In his filing, Ivy states he has "long been impressed with the Issuer's technology and efforts of its employees in creating new, innovative, patentable technology". He calls OTIV's financial performance "dismal", and says the company has a "long history (22 years) of failing to make a profit" and uses the company's reported Q2 2012 financial results (a $5M loss) as an example. Ivy calls for a management and board of directors who will "align" their interests with shareholders. He further notes a "lack of transparency with investors" and "poor corporate governance practices"... "After more than six years as a shareholder, Mr. Ivy has concluded that the current board of directors is incapable, or unwilling, to make the changes necessary for shareholders to realize the long promised potential of the Issuer". Moreover, " Mr. Ivy plans to contact shareholders to encourage them to vote against the Issuer's nominees" in the company's proxy dated October 4, 2012".

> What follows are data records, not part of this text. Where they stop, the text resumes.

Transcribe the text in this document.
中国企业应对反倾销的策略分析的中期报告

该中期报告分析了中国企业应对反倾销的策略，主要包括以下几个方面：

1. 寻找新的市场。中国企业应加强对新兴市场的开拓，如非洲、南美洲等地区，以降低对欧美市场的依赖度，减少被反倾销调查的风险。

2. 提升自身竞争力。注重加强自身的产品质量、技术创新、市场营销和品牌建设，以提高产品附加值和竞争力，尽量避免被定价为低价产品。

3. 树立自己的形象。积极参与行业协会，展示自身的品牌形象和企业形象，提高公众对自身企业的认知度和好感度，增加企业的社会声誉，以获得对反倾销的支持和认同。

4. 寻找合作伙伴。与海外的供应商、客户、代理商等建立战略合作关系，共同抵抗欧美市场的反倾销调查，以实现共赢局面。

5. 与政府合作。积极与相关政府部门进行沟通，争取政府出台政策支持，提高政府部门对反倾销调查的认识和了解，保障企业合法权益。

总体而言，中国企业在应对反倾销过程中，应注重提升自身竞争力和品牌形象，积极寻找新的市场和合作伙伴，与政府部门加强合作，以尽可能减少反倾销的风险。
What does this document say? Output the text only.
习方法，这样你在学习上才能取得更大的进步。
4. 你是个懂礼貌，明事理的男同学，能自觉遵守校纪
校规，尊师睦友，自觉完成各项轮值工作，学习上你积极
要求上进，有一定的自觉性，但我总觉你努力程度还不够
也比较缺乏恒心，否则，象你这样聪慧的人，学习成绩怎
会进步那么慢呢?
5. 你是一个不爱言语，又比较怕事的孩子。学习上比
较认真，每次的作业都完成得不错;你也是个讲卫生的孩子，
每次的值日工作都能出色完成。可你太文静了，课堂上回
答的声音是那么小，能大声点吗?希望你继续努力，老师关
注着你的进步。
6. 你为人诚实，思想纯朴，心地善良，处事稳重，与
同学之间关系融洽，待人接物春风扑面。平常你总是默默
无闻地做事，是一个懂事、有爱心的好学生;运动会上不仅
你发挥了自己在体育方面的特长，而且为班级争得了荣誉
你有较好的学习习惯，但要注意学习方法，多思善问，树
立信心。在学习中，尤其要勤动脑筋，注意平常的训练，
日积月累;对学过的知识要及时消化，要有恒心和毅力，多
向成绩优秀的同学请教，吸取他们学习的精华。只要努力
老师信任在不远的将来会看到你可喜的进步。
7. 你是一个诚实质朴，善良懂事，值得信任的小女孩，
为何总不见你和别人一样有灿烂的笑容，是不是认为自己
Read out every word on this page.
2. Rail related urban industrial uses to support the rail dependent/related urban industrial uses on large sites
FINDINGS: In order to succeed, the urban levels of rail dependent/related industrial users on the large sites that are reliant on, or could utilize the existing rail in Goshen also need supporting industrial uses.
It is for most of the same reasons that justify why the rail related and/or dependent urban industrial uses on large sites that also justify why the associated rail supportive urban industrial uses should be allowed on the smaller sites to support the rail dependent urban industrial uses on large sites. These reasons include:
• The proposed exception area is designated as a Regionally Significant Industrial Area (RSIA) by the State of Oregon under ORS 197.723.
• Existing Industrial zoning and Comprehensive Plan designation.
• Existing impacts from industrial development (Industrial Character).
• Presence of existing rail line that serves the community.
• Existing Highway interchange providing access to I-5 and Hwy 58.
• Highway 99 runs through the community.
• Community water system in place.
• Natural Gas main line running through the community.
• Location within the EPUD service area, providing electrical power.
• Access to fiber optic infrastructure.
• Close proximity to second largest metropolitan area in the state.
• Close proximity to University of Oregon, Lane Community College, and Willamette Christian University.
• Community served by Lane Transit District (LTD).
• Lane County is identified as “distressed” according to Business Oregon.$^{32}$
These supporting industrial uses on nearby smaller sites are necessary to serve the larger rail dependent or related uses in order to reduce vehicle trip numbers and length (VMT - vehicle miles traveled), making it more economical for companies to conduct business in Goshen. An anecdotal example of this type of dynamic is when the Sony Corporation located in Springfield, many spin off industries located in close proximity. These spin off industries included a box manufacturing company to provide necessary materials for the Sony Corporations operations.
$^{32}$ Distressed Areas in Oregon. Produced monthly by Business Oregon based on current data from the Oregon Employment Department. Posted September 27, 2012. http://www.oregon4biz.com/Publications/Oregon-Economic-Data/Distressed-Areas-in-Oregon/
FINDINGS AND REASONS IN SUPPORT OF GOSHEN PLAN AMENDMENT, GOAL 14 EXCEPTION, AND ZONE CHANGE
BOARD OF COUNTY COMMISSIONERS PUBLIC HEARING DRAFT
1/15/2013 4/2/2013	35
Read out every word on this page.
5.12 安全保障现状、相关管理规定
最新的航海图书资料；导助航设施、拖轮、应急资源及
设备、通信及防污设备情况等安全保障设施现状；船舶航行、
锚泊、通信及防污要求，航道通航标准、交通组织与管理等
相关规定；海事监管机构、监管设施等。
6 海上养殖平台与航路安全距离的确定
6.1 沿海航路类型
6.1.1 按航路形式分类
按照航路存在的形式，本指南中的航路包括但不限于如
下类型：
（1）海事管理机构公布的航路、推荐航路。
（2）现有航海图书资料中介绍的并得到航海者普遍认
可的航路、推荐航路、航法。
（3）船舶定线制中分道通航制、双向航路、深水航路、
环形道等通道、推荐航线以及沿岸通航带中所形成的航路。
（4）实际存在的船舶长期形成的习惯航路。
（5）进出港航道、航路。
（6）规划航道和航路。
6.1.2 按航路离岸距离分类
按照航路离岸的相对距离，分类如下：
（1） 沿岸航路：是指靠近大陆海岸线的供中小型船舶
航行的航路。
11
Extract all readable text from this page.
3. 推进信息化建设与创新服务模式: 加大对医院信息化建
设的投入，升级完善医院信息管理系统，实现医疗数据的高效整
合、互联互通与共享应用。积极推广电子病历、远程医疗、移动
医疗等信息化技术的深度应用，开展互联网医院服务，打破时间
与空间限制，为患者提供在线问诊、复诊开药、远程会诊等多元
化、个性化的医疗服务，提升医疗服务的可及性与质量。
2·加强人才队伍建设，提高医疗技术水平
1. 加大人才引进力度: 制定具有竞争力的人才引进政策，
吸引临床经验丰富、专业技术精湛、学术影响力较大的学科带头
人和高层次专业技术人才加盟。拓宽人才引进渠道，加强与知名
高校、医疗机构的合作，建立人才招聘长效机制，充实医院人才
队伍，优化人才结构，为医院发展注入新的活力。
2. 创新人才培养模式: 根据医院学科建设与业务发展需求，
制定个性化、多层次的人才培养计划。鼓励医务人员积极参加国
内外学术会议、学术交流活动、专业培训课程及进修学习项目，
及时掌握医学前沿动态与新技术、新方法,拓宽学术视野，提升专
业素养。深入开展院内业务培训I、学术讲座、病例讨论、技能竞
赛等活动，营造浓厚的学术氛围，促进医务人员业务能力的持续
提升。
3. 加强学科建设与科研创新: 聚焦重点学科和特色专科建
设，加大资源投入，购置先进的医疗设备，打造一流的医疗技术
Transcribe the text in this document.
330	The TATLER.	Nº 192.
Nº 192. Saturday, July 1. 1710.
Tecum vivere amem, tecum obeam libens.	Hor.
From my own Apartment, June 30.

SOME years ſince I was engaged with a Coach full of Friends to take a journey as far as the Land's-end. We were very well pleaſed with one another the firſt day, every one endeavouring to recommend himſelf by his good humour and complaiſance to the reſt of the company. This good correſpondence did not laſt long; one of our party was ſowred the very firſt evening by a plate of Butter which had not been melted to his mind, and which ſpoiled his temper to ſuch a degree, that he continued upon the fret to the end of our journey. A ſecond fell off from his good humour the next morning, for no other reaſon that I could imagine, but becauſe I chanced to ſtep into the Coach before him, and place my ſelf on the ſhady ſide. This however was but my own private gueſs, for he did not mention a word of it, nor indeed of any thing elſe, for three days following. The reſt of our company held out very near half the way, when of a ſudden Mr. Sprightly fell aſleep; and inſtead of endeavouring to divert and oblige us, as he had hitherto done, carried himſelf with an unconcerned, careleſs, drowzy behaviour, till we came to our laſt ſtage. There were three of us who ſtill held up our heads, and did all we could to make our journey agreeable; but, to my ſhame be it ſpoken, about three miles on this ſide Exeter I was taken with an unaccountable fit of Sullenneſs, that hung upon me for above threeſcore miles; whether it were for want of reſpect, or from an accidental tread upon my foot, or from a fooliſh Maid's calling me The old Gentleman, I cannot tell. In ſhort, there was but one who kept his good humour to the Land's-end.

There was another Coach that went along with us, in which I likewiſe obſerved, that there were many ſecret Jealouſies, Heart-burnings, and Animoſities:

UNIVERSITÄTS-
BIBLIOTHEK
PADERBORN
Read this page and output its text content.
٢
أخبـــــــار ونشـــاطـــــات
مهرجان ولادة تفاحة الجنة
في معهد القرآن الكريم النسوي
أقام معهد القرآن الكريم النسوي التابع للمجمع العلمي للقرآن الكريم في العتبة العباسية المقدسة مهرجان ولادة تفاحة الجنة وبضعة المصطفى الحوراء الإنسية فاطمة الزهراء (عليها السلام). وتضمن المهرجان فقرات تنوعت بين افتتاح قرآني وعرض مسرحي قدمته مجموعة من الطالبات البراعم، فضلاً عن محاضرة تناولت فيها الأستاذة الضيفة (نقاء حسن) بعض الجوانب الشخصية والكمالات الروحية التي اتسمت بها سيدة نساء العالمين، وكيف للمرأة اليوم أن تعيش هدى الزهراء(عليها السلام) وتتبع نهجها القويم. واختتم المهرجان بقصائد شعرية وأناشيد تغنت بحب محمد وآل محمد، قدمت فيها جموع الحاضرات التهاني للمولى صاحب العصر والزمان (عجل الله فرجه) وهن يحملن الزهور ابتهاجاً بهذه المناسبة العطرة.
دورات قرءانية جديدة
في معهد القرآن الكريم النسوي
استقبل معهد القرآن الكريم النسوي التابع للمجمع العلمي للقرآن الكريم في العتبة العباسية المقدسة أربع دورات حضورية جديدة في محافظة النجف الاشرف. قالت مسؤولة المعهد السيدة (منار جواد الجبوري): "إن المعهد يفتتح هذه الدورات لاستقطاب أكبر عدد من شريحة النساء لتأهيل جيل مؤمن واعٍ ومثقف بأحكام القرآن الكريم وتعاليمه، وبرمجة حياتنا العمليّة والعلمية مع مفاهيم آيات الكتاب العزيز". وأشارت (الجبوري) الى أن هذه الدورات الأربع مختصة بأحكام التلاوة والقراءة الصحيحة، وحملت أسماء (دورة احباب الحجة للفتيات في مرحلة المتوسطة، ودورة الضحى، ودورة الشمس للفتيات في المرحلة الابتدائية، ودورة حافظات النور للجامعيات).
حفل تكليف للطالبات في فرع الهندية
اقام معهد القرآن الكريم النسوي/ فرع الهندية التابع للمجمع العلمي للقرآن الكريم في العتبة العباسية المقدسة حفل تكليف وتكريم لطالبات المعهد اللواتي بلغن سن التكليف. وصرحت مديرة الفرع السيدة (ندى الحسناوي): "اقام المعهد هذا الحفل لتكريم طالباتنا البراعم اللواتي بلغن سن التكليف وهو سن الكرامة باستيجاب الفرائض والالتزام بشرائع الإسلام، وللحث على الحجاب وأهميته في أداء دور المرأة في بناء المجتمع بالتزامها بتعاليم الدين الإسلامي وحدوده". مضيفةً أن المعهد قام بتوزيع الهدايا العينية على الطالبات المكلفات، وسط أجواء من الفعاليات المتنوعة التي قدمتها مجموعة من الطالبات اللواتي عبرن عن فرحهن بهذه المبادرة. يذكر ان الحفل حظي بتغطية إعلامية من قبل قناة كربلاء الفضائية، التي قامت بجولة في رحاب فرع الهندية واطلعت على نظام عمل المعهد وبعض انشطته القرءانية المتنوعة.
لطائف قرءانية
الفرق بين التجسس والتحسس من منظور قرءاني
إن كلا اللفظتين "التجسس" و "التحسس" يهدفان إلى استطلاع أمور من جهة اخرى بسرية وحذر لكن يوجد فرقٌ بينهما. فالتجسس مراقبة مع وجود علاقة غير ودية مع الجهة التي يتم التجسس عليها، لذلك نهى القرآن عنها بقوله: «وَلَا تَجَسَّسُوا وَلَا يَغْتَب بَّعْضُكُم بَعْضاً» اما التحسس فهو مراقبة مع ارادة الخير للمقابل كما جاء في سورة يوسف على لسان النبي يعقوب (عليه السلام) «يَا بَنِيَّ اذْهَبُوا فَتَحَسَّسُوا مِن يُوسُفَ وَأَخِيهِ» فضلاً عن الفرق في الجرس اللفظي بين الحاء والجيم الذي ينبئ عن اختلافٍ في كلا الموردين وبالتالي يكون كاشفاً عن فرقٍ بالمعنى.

It is interesting to note that Ivy has been joined by Jeffrey Eberwein and Charles Gillman in this endeavor to effect changes in both OTIV's board of directors and management team. Both Eberwein and Gillman have tremendous experience in proxy battles which have resulted in increased shareholder equity. It appears to me that Eberwein and Gillman take no prisoners, and if OTIV chooses to fight back, it will lose. Furthermore, Ivy's lawyer, Mark Beatty, is a seasoned and experienced securities lawyer, with a long list of notable clients, including Bill Gates.
In my opinion, the OTIV board of directors and management team should not destroy shareholder equity and fight Mr. Ivy's efforts to effect change. But the Bashan's have lucrative compensation packages, and I feel that they will fight for their jobs. Neither the company's board or management team got the message from shareholders that shareholders were unhappy with management in March 2012, when shareholders overwhelmingly rejected the company's attempt to fund a "poison pill" package. In the short term, an impending proxy battle may have a negative effect on OTIV's stock price as potential customers may not want to engage in a business relationship with a company in turmoil. I believe this will be a minor cog in the wheel.
If Ivy is successful (and I believe he will be), I feel there are two options that the company may pursue. A new board, more representative of shareholder interests, could hire a new management team that will produce revenue and profits, or the company could be sold. In either case, I feel OTIV's stock price will increase appreciably over the next 12 months, and investors will turn "paper losses" into an appreciable gain.